The Guardian has obtained an early copy of The Briefing: Politics, the Press and the President, published in the UK by Biteback, which is due to be released on 24th of July. In it, Spicer compares the work of a press secretary to that of a fighter jet pilot, champion boxer and tightrope artist, and contradicts claims made by both Trump himself and press briefings, that former campaign chairman Manafort was only a minor figure in the campaign.
Last year, Trump said Manafort had only been with the campaign for a “very short period of time”, and similarly Spicer’s own press statement said that Manafort had “played a very limited role for a very limited amount of time”.
However, Spicer’s description in the book says Manafort had a central role in the campaign.

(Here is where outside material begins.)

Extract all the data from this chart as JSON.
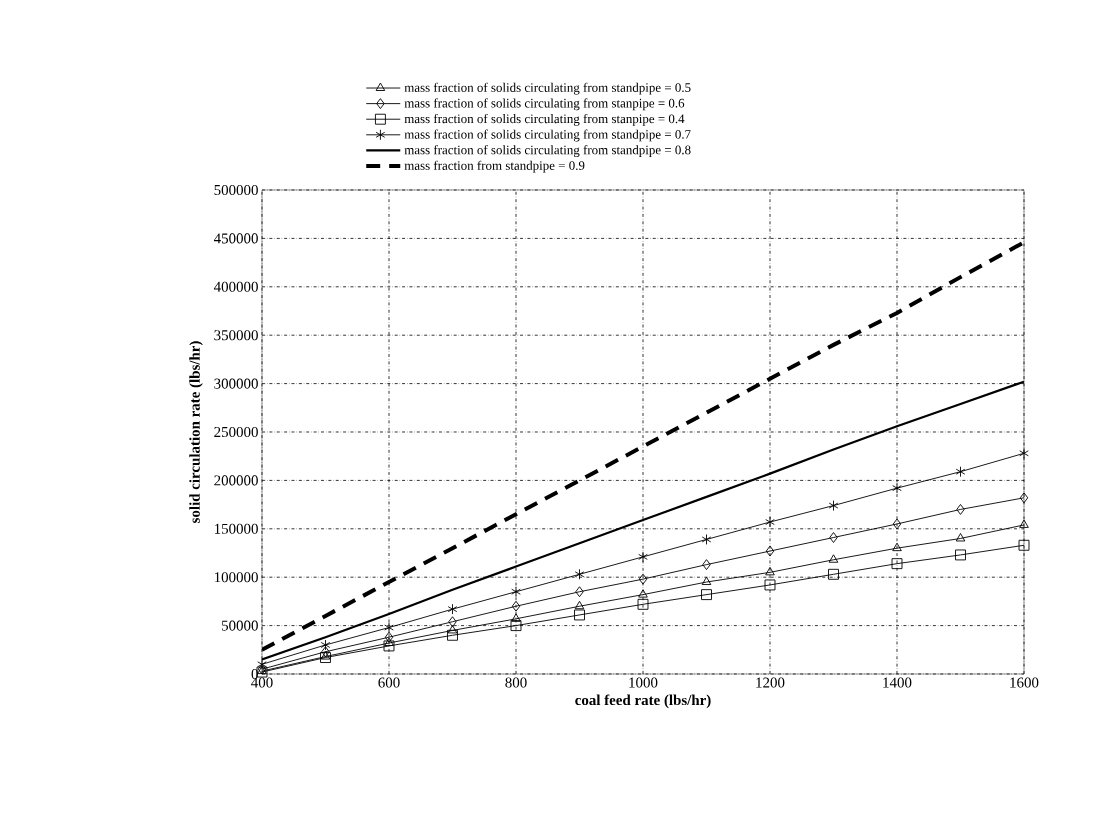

“Paul brought a much-needed maturity to the Trump campaign when it needed an experienced political professional operative more than anything else,” Spicer wrote of Manafort’s hiring in the spring of 2016. “There was no semblance of a campaign structure, just a few, distraught, overworked people constantly barking into their phones. Paul immediately set up and staffed the political and communications operations necessary to take on the Clinton machine.
Manafort resigned as Trump campaign chairman in August 2016 over controversy surrounding his links to Russia. He was jailed last month and is currently awaiting trial on charges of money laundering, tax fraud, failure to register as a foreign agent and obstruction of justice.
The book also takes the reader behind the scenes of the moment when Spicer attacked the press for downplaying the size of Trump’s inauguration day crowd. In a press briefing on his first day on the job, Spicer dismissed photographs that showed Barack Obama’s inauguration crowd as having been much bigger than Trump’s.
“This was the largest audience to ever witness an inauguration – period – both in person and around the globe,” Spicer had said at the time. In the book, he stands by this assertion arguing that there was an enormous international online streaming audience.
However, the book reveals that the president was not best pleased with his performanace at the press briefing.
"I went back to my office, expecting an ‘attaboy’ from the president; instead Reince was waiting for me and said the president wasn’t happy at all with how I had performed", he wrote. "He didn’t like my not taking questions. He thought I was hung up on the wrong issues. He wanted to know why I hadn’t run my statement by him. Minutes later, the president himself called, and he was not pleased. And I started to wonder if my first day would be my last... I had made a bad first impression, and looking back, that was the beginning of the end."
Describing his thoughts on Trump, Spicer writes in the book: “I don’t think we will ever again see a candidate like Donald Trump. His high-wire act is one that few could ever follow. He is a unicorn, riding a unicorn over a rainbow. His verbal bluntness involves risks that few candidates would dare take. His ability to pivot from a seemingly career-ending moment to a furious assault on his opponents is a talent few politicians can muster.”
Spicer left the White House after six months in the job when Trump brought in Anthony Scaramucci as communications director, a role the latter would occupy for only 10 days before being fired.